In a study published in Journal of the American Chemical Society, a team led by Prof. ZENG Jie from Hefei National Laboratory for Physical Sciences at the Microscale and Prof. BAO Jun from National Synchrotron Radiation Laboratory of University of Science and Technology of China of the Chinese Academy of Sciences made breakthrough in the controlled synthesis of Pd-Pt tesseracts for ORR and the mechanism investigation of their etching process.
Inspired by the evolution from a three-dimensional cube to a four-dimensional tesseracts, the researchers carried out oxidation etching on the Pd-Pt uniform alloy nanocubes, and obtained a new tesseracts framework structure of Pd-Pt catalyst by precisely adjusting the removal of Pd atoms and the rearrangement of remaining Pd and Pt atoms.
The structure has high surface ratio and high percentage of active sites, which greatly improve the atomic utilization.

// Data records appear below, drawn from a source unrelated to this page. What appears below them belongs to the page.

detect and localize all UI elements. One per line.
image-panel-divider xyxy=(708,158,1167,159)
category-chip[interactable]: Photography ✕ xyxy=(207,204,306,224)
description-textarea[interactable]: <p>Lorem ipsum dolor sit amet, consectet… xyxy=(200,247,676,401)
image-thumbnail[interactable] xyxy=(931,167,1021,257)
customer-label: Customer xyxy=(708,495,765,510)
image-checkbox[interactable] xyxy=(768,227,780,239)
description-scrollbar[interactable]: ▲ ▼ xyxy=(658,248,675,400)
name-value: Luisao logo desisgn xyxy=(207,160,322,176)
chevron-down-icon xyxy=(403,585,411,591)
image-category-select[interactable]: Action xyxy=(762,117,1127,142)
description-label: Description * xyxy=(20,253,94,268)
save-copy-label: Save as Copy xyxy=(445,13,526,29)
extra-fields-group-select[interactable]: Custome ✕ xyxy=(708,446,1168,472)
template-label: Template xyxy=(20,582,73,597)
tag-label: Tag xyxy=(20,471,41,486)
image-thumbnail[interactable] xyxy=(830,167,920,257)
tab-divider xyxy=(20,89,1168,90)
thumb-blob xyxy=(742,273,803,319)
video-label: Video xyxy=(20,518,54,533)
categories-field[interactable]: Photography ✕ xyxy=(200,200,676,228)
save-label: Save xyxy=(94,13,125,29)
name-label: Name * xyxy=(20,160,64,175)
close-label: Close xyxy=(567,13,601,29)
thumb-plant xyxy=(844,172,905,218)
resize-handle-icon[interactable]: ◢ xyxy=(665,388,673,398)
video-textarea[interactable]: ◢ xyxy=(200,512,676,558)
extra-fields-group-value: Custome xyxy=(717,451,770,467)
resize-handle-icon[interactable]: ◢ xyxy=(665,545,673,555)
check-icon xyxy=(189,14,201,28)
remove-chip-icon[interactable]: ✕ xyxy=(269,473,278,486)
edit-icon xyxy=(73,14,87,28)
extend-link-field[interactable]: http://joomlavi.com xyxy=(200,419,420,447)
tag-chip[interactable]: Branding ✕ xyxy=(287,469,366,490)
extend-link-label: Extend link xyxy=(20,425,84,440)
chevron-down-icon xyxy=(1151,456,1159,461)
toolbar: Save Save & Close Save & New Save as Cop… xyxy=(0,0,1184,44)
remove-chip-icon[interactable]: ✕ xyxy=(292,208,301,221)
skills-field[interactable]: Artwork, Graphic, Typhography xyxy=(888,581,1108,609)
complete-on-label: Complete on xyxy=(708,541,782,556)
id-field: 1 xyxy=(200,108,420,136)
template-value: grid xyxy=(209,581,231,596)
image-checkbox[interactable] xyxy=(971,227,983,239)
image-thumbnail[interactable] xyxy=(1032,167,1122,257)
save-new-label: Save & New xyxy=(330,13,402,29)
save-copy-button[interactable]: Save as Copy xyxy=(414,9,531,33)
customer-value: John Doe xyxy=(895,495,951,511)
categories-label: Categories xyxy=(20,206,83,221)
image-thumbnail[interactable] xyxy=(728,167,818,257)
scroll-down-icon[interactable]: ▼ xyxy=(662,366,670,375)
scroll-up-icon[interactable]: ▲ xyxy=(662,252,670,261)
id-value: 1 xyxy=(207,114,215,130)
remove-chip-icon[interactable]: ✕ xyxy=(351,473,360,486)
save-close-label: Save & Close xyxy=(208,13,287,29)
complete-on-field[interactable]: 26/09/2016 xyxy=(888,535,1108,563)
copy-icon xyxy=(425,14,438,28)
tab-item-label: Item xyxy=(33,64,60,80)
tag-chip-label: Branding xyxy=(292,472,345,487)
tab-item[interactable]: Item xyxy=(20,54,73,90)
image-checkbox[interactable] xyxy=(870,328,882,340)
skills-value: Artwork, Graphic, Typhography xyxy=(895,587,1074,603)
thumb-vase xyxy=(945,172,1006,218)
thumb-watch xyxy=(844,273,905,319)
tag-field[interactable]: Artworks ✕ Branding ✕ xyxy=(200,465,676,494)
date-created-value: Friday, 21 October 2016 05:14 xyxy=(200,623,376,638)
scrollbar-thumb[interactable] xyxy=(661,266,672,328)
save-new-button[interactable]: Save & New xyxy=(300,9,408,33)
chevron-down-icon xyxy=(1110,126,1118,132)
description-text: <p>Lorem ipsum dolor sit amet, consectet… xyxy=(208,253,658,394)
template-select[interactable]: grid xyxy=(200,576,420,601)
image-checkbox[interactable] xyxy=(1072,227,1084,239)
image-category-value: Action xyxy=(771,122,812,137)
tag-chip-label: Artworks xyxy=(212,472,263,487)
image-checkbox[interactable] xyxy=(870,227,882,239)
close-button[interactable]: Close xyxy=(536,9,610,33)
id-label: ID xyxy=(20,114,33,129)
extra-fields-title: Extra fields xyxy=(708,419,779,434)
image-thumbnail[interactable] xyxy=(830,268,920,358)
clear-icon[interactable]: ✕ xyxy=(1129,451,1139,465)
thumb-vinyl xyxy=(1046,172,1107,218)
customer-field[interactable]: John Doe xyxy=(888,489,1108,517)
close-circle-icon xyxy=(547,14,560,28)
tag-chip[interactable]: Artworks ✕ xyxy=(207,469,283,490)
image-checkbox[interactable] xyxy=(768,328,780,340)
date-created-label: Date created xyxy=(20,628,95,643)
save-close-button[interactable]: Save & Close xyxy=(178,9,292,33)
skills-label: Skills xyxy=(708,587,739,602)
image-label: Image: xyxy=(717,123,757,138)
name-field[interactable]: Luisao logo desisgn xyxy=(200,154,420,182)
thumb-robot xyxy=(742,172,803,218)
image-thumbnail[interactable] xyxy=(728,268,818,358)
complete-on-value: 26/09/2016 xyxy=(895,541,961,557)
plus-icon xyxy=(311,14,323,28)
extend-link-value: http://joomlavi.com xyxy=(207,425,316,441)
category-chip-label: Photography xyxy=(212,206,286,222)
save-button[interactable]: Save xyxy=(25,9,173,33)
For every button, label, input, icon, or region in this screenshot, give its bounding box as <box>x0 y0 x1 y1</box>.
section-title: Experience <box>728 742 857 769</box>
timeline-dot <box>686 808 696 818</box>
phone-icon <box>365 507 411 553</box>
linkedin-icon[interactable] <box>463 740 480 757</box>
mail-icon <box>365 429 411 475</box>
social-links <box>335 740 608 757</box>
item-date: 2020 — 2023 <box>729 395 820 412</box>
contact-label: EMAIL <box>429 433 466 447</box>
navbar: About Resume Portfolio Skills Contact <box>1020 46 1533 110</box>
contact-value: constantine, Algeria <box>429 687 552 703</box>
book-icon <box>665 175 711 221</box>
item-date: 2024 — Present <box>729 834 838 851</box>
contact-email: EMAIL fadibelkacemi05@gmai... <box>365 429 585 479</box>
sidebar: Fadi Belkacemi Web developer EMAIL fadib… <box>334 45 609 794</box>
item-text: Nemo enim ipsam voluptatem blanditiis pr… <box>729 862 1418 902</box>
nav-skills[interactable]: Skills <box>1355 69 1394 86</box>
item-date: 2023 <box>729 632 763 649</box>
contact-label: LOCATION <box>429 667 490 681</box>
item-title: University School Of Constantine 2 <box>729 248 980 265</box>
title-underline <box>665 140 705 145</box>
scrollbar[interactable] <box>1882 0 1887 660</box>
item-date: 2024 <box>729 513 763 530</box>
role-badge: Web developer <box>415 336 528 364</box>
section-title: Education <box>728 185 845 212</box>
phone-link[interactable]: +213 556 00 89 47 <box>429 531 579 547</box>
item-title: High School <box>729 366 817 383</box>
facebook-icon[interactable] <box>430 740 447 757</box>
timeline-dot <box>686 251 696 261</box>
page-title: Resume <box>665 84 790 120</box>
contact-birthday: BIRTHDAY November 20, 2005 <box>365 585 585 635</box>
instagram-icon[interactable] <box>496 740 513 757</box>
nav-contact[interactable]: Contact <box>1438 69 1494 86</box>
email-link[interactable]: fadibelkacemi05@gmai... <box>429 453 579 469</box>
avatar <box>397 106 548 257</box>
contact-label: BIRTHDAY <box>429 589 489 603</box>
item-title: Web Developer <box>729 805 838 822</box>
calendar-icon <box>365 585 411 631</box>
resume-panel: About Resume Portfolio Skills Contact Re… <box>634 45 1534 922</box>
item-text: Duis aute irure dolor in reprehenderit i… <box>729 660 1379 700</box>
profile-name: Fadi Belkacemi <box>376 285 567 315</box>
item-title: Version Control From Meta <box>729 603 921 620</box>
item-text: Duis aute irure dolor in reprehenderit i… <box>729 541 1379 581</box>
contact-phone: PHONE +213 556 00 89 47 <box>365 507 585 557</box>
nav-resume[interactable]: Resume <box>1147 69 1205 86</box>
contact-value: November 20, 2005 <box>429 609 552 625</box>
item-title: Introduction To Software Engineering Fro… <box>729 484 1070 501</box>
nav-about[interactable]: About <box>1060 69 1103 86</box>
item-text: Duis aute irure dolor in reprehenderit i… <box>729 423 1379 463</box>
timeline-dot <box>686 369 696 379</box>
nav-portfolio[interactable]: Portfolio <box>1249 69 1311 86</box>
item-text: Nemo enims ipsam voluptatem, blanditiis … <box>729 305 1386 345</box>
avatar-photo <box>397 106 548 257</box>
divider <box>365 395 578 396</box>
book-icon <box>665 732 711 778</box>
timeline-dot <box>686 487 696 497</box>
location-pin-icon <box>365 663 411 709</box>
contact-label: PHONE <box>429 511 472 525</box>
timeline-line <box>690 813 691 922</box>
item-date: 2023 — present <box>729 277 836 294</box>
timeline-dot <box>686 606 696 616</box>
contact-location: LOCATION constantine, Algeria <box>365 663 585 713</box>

The mass activities of tesseracts frames is 1.86 A mg-1Pt, being 11.6 times as high as that of commercial Pt/C catalyst.
In addition, the catalyst obtained by oxidation etching maintains extremely high structural stability in the electrochemical testing environment. After 10,000 times of cyclic charging-discharge tests, its performance did not decrease significantly.
This study advances the understanding of the etching mechanism, and provides efficient strategies for the design of novel hollow frame structures for catalysis.